A direct comparison of recommendations for cardiovascular risk assessment in asymptomatic adults using nontraditional risk factors is provided below. The recommendations assume that a global risk assessment incorporating multiple traditional risk factors (e.g., the Framingham Model) has been performed. The USPSTF recommendation specifically applies to those determined to be at intermediate (10%–20%) 10-year risk using traditional factors, and with no history of CHD, diabetes, or any CHD risk equivalent. ACCF/AHA and NACB make selected recommendations for higher risk groups (e.g., those with known diabetes or hypertension); these topics, however, are beyond the scope of this synthesis.
Areas of Agreement
Lipoprotein and Apolipoprotein Assessments
According to ACCF/AHA, measurement of lipid parameters, including lipoproteins, apolipoproteins, particle size, and density, beyond a standard fasting lipid profile is not recommended. NACB similarly found insufficient evidence to recommend routine measurement of lipoprotein subclasses, lipoprotein (a), and apo-B. Situations cited by NACB in which measurement of lipoprotein (a) may be appropriate include if patient is at intermediate risk and uncertainty remains as to the use of preventive therapies, and to identify individuals having a genetic predisposition of CVD if there is a strong family history of premature CVD (identified during global risk assessment). NACB also states that the apo B/apo A-I ratio can be used as an alternative to the usual TC/HDL-C ratio to determine lipoprotein-related risk for CVD. The USPSTF addresses only lipoprotein (a), and makes no recommendation due to insufficient evidence.
C-Reactive Protein (CRP)
All three groups address measurement of CRP for CVD risk assessment in intermediate-risk adults. The USPSTF makes no recommendation due to insufficient evidence. ACCF/AHA states that it may be reasonable in men ≤50 and women ≤60. According to NACB, if global risk is intermediate and uncertainty remains as to the use of preventive therapies, hsCRP measurement might be useful for further stratification into a higher or lower risk category. ACCF/AHA also addresses CRP measurement for the selection of patients for statin therapy, stating it can be useful in men ≥50 years and women ≥60 with LDL-C <130 mg/dL; not on lipid-lowering, hormone replacement, or immunosuppressant therapy; without clinical CHD, diabetes, CKD, severe inflammatory conditions, or contraindications to statins.
ACCF/AHA and NACB address measurement of CRP in patients at other risk stratifications, with ACCF/AHA recommending against measurement in high-risk adults, and in low-risk men <50 years and low-risk women ≤60 years. NACB recommends against measurement in adults with a 10-year predicted risk of <5%.
Lipoprotein-Associated Phospholipase A2 (Lp-PLA2)
ACCF/AHA examined Lp-PLA2 and concluded that it might be reasonable for assessment in intermediate-risk asymptomatic adults. According to NACB, while Lp-PLA2, appears promising, complete evaluation was not possible at the time of guideline publication because of the large amount of pending data.
Fibrinogen and White Blood Cells (WBC)
NACB found that while both fibrinogen and WBC are independent markers of CVD risk, measurement of either is not recommended for this purpose. USPSTF also examined WBC, and makes no recommendation for its measurement due to insufficient evidence.

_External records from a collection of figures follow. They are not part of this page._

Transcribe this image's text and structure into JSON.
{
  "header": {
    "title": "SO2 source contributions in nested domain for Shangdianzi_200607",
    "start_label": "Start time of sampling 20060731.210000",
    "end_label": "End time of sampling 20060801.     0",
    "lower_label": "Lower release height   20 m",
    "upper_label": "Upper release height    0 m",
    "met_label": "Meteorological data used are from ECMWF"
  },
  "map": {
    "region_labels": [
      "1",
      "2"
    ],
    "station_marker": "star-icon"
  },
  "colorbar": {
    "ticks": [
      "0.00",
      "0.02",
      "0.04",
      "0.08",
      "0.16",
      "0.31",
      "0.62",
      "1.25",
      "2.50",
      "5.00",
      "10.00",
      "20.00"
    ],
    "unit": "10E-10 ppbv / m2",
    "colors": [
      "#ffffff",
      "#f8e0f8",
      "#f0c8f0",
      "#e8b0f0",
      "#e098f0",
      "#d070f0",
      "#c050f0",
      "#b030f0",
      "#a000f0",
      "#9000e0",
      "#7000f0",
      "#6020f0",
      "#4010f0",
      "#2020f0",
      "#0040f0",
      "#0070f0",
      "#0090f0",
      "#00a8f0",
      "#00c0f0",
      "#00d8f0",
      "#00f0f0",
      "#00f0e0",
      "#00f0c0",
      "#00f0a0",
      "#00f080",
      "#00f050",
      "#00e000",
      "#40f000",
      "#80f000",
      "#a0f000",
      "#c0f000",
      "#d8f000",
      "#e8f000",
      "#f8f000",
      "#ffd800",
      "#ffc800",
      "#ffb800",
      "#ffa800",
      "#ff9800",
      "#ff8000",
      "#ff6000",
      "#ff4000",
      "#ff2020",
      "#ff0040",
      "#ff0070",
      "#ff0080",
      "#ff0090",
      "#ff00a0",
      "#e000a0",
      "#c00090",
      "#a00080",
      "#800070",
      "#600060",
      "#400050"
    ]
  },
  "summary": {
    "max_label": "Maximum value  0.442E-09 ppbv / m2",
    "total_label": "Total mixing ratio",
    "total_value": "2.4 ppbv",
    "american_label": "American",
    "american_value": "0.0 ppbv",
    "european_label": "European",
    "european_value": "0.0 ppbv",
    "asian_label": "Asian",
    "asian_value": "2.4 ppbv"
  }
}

USPSTF and NACB address homocysteine level screening. USPSTF makes no recommendation because of insufficient evidence; NACB states that screening is not warranted in healthy individuals.
Of the two groups to address natriuretic peptides, ACCF/AHA and NACB, neither recommend measurement for CVD risk assessment in asymptomatic adults.
Areas of Difference
Carotid Intima-Media Thickness (IMT), Ankle-Brachial Index (ABI), Calcium Scoring Methods
ACCF/AHA and USPSTF address measurement of carotid IMT, ABI, and CAC for cardiovascular risk assessment in asymptomatic adults at intermediate risk. According to ACCF/AHA, all three are reasonable. The USPSTF, however, makes no recommendation due to insufficient evidence.